Does it have a name? Are you one of those guys?

No, I don’t have a name, it’s just my guitar.

Ever since that experience do you keep it close when you travel?

I always take it with me, and I got a really good hardshell case for it. The case is heavier than the guitar.

And every day at the end of the gig I walk out of the venue with my guitar. I go into my hotel room with my guitar and…you know, there is actually another aspect to that. A tip I learned many, many years ago – and I think it’s a really great tip for a musician – is that guitars in cases don’t get played. When the guitar is out you just grab it. “Oh I got a half-hour, let’s play guitar for a half-hour.” I am certain I’ve logged thousands of extra hours just from that simple thing.

Do you find you get writing done that way?

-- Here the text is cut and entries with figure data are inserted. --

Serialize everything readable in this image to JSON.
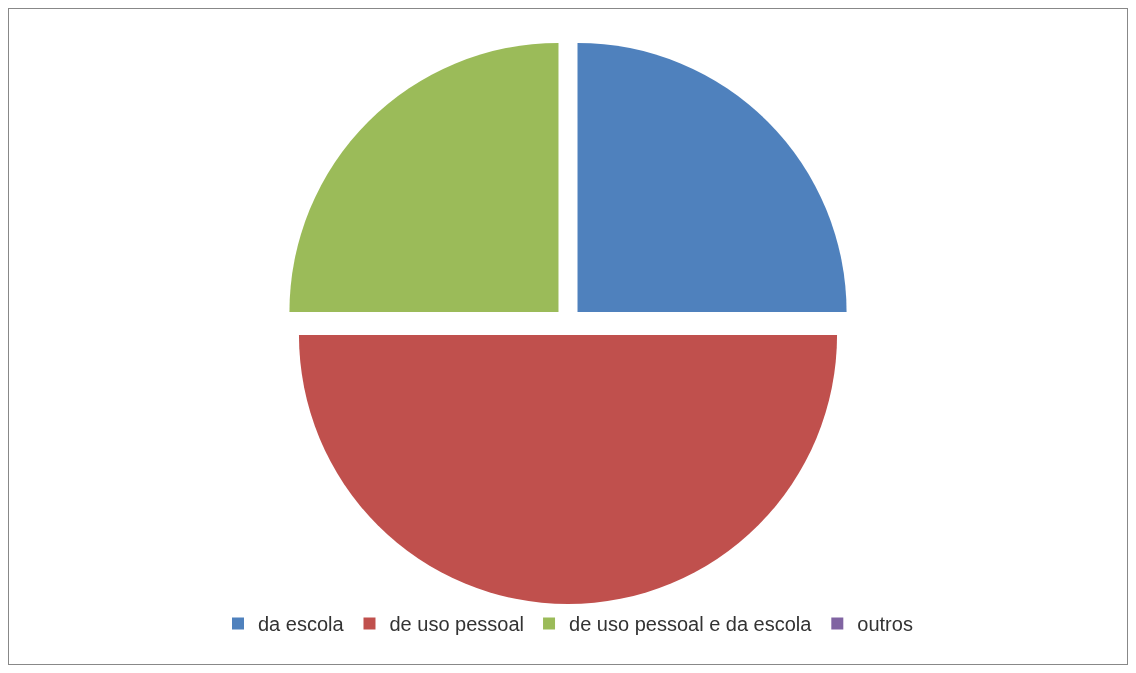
{
  "chart_data": {
    "type": "pie",
    "categories": [
      "da escola",
      "de uso pessoal",
      "de uso pessoal e da escola",
      "outros"
    ],
    "values": [
      25,
      50,
      25,
      0
    ],
    "colors": [
      "#4f81bd",
      "#c0504d",
      "#9bbb59",
      "#8064a2"
    ],
    "legend": "bottom"
  }
}
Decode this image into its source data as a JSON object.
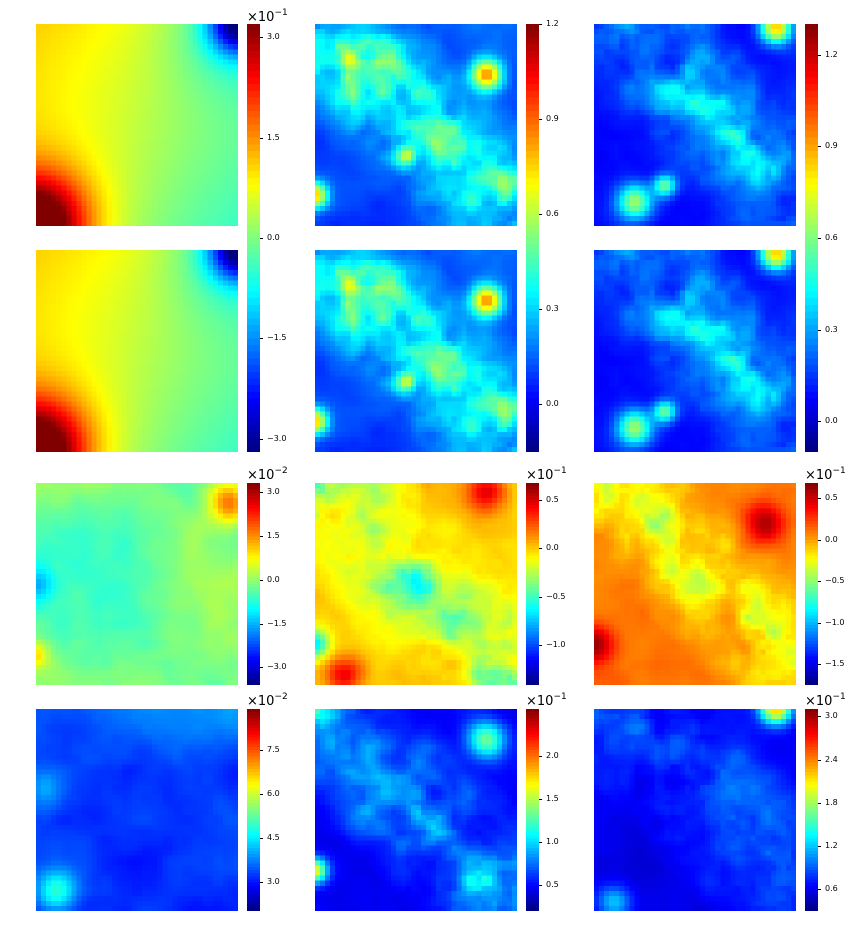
{
  "chart_data": {
    "type": "heatmap",
    "colormap": "jet",
    "layout": {
      "rows": 4,
      "cols": 3
    },
    "panels": [
      {
        "row": 0,
        "col": 0,
        "description": "smooth field, max at bottom-left, min at top-right"
      },
      {
        "row": 0,
        "col": 1,
        "description": "mostly low values with streaks along a diagonal band"
      },
      {
        "row": 0,
        "col": 2,
        "description": "mostly low values, high at bottom-left and top-right edges"
      },
      {
        "row": 1,
        "col": 0,
        "description": "smooth field, max at bottom-left, min at top-right"
      },
      {
        "row": 1,
        "col": 1,
        "description": "mostly low values with streaks along a diagonal band"
      },
      {
        "row": 1,
        "col": 2,
        "description": "mostly low values, high at bottom-left and top-right edges"
      },
      {
        "row": 2,
        "col": 0,
        "description": "near-zero error field, slightly positive top-right"
      },
      {
        "row": 2,
        "col": 1,
        "description": "mostly positive with negative diagonal streaks"
      },
      {
        "row": 2,
        "col": 2,
        "description": "mostly positive, strong at bottom-left and top-right"
      },
      {
        "row": 3,
        "col": 0,
        "description": "low values, higher near top and bottom-left"
      },
      {
        "row": 3,
        "col": 1,
        "description": "low values with streaks along a diagonal band"
      },
      {
        "row": 3,
        "col": 2,
        "description": "low values, highest at top-right corner"
      }
    ],
    "colorbars": [
      {
        "id": "cb-top-left",
        "multiplier": "×10",
        "exponent": "−1",
        "range": [
          -3.2,
          3.2
        ],
        "ticks": [
          "3.0",
          "1.5",
          "0.0",
          "−1.5",
          "−3.0"
        ],
        "tick_values": [
          3.0,
          1.5,
          0.0,
          -1.5,
          -3.0
        ]
      },
      {
        "id": "cb-top-mid",
        "multiplier": "",
        "exponent": "",
        "range": [
          -0.15,
          1.2
        ],
        "ticks": [
          "1.2",
          "0.9",
          "0.6",
          "0.3",
          "0.0"
        ],
        "tick_values": [
          1.2,
          0.9,
          0.6,
          0.3,
          0.0
        ]
      },
      {
        "id": "cb-top-right",
        "multiplier": "",
        "exponent": "",
        "range": [
          -0.1,
          1.3
        ],
        "ticks": [
          "1.2",
          "0.9",
          "0.6",
          "0.3",
          "0.0"
        ],
        "tick_values": [
          1.2,
          0.9,
          0.6,
          0.3,
          0.0
        ]
      },
      {
        "id": "cb-r3-c1",
        "multiplier": "×10",
        "exponent": "−2",
        "range": [
          -3.6,
          3.3
        ],
        "ticks": [
          "3.0",
          "1.5",
          "0.0",
          "−1.5",
          "−3.0"
        ],
        "tick_values": [
          3.0,
          1.5,
          0.0,
          -1.5,
          -3.0
        ]
      },
      {
        "id": "cb-r3-c2",
        "multiplier": "×10",
        "exponent": "−1",
        "range": [
          -1.42,
          0.68
        ],
        "ticks": [
          "0.5",
          "0.0",
          "−0.5",
          "−1.0"
        ],
        "tick_values": [
          0.5,
          0.0,
          -0.5,
          -1.0
        ]
      },
      {
        "id": "cb-r3-c3",
        "multiplier": "×10",
        "exponent": "−1",
        "range": [
          -1.75,
          0.68
        ],
        "ticks": [
          "0.5",
          "0.0",
          "−0.5",
          "−1.0",
          "−1.5"
        ],
        "tick_values": [
          0.5,
          0.0,
          -0.5,
          -1.0,
          -1.5
        ]
      },
      {
        "id": "cb-r4-c1",
        "multiplier": "×10",
        "exponent": "−2",
        "range": [
          2.0,
          8.9
        ],
        "ticks": [
          "7.5",
          "6.0",
          "4.5",
          "3.0"
        ],
        "tick_values": [
          7.5,
          6.0,
          4.5,
          3.0
        ]
      },
      {
        "id": "cb-r4-c2",
        "multiplier": "×10",
        "exponent": "−1",
        "range": [
          0.2,
          2.55
        ],
        "ticks": [
          "2.0",
          "1.5",
          "1.0",
          "0.5"
        ],
        "tick_values": [
          2.0,
          1.5,
          1.0,
          0.5
        ]
      },
      {
        "id": "cb-r4-c3",
        "multiplier": "×10",
        "exponent": "−1",
        "range": [
          0.3,
          3.1
        ],
        "ticks": [
          "3.0",
          "2.4",
          "1.8",
          "1.2",
          "0.6"
        ],
        "tick_values": [
          3.0,
          2.4,
          1.8,
          1.2,
          0.6
        ]
      }
    ]
  }
}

Oh tons, writing and playing time. But I think it’s like a metaphor for life. Anything you want to do, it’s good to just surround yourself and make it really easy. If someone wants to do yoga, take the yoga mat out and put it on the floor. And when you walk by and you see it, maybe you won’t get like some hour-long marathon session but you’ll probably jump down there and get some poses in and get some stretches done. Whatever you surround yourself with is what you are gonna do. If the guitar is in the case and there’s a TV out there sitting in front of you you’re probably going to watch the TV [Laughs]. I put the guitar in front of the TV.